Step 3: Wipe out. After you’ve removed all the shelves and drawers, wipe down the surfaces and walls of the fridge. Work that toothbrush around the rubber door seals. If you’ve got some caked on stuff that looks like got spilled into the fridge back in the 1900s, spray it down and then wipe it when the crud has loosened up. When this is done and you’ve wiped the drawers clean, reassemble.

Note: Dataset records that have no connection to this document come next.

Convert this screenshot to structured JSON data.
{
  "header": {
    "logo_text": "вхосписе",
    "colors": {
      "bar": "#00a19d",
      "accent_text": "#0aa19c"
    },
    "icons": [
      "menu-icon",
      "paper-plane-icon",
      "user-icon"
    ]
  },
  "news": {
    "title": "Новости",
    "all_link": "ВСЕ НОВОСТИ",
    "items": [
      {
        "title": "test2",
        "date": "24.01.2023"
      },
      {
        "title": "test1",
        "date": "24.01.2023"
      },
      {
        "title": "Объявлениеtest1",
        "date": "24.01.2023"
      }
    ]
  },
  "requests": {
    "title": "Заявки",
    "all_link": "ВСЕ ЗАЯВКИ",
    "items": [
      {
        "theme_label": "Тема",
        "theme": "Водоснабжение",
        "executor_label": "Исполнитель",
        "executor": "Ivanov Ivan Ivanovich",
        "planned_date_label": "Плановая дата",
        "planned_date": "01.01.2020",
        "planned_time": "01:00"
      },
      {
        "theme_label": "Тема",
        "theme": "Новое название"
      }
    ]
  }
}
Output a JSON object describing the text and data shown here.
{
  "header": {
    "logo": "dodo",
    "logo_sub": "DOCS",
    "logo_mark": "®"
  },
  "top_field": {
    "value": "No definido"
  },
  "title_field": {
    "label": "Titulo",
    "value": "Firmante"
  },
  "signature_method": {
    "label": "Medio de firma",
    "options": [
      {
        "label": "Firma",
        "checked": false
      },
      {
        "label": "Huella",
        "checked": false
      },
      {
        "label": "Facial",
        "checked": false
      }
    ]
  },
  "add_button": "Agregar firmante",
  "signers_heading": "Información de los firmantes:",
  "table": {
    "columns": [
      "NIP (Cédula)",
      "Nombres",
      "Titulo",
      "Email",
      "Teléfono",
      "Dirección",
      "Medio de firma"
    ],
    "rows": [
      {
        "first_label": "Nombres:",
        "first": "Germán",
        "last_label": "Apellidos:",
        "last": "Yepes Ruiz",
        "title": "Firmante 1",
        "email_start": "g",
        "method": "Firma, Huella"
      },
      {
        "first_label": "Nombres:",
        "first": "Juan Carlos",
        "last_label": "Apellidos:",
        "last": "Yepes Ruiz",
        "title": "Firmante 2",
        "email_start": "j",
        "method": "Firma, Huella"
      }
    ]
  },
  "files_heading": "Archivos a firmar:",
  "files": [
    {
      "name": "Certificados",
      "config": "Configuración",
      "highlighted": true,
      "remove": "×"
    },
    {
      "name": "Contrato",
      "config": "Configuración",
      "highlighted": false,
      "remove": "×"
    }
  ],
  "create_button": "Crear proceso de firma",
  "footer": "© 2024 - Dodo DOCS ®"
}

Step 4: Discard anything beyond the expiration date or that you don’t use. Expiration dates are a good barometer for spoiled food – that’s why they publish them. (It reminds me of a Jerry Seinfeld line: “Why do they put an expiration date on sour cream?”) You may also want to get rid of the condiments that are sitting on the shelf that you haven’t use in years. Just because you’re on the 5-year plan doesn’t mean your food items should be.
Step 5: Get organized. The biggest culprit behind spoiled foods is being unorganized. If you have food items that are scattered all over the fridge, you may lose track of them. Keep the veggies together, the milks and juices together, etc. It may sound silly, but it works.
A couple other important things to keep in mind, moving forward:
- On a seasonal basis, check the drip pan (which collects condensation at the bottom of the refrigerator) and vacuum the refrigerator coils for energy efficiency. This type of maintenance is dependent on the type of refrigerator you own, so check with your landlord.
- Wipe up spills right when they happen and chuck old food items on a weekly basis. If you stay ahead of the game, you won’t need to clean your refrigerator as frequently.
- Add a box of baking soda to eliminate odors.
Good luck on your cleaning, and good riddance to the tupperware full of green gunk on the bottom shelf!